Some within the Church publicly maintain that, if the Church had a married clergy, no restrictions on sexual practice, and none of this anti-contraceptive or anti-abortion nonsense, all would be well. The problem, it is said, is celibacy—if not the commandments themselves. Of course, if the Church were to buy this doctrine, after 2,000 years of teaching the opposite, there would be no reason for any sane person ever to belong to the Church. Consistency remains a Catholic virtue. Philip Jenkins is right: “This is not a celibacy problem with frustrated priests being driven to perversion and molestation,” he wrote in the March 26 Wall Street Journal. “It is, in the end, a fundamental cultural conflict, the outcome of which will script the future shape of American Catholicism.”
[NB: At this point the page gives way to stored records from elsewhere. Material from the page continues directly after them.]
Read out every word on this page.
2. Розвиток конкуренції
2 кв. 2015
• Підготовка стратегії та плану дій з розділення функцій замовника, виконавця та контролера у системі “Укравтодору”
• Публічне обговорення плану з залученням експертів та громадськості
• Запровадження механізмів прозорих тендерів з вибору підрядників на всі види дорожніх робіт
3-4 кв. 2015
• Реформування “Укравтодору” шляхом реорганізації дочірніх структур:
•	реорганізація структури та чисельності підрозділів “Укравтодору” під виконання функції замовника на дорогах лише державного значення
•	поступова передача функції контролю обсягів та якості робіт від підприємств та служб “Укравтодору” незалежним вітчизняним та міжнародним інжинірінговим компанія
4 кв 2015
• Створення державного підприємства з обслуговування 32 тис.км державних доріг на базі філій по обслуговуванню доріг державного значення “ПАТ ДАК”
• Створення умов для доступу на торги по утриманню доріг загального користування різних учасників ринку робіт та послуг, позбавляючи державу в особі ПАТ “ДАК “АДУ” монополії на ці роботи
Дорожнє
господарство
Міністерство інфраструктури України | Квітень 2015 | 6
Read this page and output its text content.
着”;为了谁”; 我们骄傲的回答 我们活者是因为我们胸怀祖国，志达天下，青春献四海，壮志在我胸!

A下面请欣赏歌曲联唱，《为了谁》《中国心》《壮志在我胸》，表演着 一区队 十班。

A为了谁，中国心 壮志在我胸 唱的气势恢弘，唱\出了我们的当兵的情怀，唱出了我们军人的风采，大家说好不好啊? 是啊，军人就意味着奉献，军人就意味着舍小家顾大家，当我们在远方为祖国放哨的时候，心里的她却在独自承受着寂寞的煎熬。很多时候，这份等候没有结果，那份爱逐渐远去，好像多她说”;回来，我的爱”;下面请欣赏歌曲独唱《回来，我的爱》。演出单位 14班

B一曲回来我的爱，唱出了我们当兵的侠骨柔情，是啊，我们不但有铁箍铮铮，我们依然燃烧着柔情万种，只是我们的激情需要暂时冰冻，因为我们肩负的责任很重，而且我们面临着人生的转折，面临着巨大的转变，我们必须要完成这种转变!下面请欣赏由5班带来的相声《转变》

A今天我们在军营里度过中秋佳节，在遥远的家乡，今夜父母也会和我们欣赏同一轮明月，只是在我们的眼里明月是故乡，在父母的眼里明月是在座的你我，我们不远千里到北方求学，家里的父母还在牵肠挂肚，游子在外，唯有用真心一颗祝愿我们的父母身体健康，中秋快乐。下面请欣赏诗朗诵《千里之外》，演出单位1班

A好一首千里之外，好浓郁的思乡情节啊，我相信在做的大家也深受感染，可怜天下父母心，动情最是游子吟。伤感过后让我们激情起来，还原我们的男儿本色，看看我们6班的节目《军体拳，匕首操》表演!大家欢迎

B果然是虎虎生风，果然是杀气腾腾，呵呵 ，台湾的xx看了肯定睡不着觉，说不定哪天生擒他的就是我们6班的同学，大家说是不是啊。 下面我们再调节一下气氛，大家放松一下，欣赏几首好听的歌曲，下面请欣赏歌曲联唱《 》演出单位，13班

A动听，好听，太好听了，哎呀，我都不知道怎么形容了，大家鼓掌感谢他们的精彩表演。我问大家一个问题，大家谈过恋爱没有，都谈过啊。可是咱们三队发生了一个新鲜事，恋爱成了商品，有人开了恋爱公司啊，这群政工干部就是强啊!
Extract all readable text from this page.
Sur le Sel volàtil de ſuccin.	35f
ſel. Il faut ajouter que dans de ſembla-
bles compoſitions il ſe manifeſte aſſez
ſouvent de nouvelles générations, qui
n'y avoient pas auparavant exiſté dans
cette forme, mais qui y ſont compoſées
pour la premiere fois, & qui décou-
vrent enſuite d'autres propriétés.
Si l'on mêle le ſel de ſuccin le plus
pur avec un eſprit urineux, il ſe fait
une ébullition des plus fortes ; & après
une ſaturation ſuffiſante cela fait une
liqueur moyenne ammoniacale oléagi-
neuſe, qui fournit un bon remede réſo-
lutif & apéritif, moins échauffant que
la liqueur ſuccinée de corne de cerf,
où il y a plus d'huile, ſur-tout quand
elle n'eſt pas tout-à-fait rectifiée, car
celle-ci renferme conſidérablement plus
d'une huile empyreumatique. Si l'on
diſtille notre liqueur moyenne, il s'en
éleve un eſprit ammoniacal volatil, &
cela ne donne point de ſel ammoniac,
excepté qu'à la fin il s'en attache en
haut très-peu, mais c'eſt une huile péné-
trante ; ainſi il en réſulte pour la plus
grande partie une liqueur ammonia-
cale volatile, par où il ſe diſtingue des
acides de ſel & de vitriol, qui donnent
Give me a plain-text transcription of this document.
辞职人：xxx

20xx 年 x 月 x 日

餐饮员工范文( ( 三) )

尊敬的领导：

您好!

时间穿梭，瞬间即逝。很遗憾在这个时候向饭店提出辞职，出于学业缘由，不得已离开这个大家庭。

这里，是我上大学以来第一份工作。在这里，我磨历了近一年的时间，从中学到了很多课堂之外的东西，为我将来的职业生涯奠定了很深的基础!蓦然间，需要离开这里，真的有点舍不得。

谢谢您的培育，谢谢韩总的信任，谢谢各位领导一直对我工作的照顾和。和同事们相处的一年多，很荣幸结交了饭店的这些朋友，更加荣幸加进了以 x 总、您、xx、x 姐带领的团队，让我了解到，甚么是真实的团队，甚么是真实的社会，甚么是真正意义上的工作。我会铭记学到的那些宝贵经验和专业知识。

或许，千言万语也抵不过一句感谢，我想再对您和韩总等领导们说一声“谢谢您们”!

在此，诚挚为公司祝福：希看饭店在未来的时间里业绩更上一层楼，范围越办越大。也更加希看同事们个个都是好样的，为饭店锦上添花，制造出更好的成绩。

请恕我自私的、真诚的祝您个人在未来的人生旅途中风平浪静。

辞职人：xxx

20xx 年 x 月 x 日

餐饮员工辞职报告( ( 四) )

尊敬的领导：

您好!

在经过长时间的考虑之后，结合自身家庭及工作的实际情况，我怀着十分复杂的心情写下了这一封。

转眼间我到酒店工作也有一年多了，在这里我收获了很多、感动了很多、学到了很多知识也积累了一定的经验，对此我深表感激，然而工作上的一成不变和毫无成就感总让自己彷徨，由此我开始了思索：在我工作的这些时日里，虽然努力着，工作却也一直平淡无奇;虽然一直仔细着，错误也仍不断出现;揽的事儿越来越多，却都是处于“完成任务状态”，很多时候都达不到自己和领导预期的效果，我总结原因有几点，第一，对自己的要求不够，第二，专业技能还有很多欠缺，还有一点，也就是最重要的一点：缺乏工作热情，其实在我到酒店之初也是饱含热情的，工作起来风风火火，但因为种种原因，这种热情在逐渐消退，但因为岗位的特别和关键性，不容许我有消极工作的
The “moment of grace” is present. The popular culture has long said “yes” to sexual libertarianism, but now finds itself agreeing with the Catholic Church that some things practiced under that umbrella are clearly wrong. It is one thing to delight in the Church's embarrassment over having arbitrary, even inhuman, “rules” about certain males in orders, and then seeing those same “arbitrary” orders disobeyed. The temptation to cry “hypocrisy” is great.

But the logic remains. If it is “right” for everyone, it cannot be “wrong” for the clergyman without violating his fundamental “rights.” But if it is wrong for everyone, it follows that something is wrong with the culture.

In the end, for those who insist that homosexuality is a “right,” it is best to change the subject. It is too dangerous. The “moment of grace” is that the bishops also begin to see the necessity of upholding their own rules both in theory and practice.

Jesuit Father James Schall teaches political science at Georgetown University.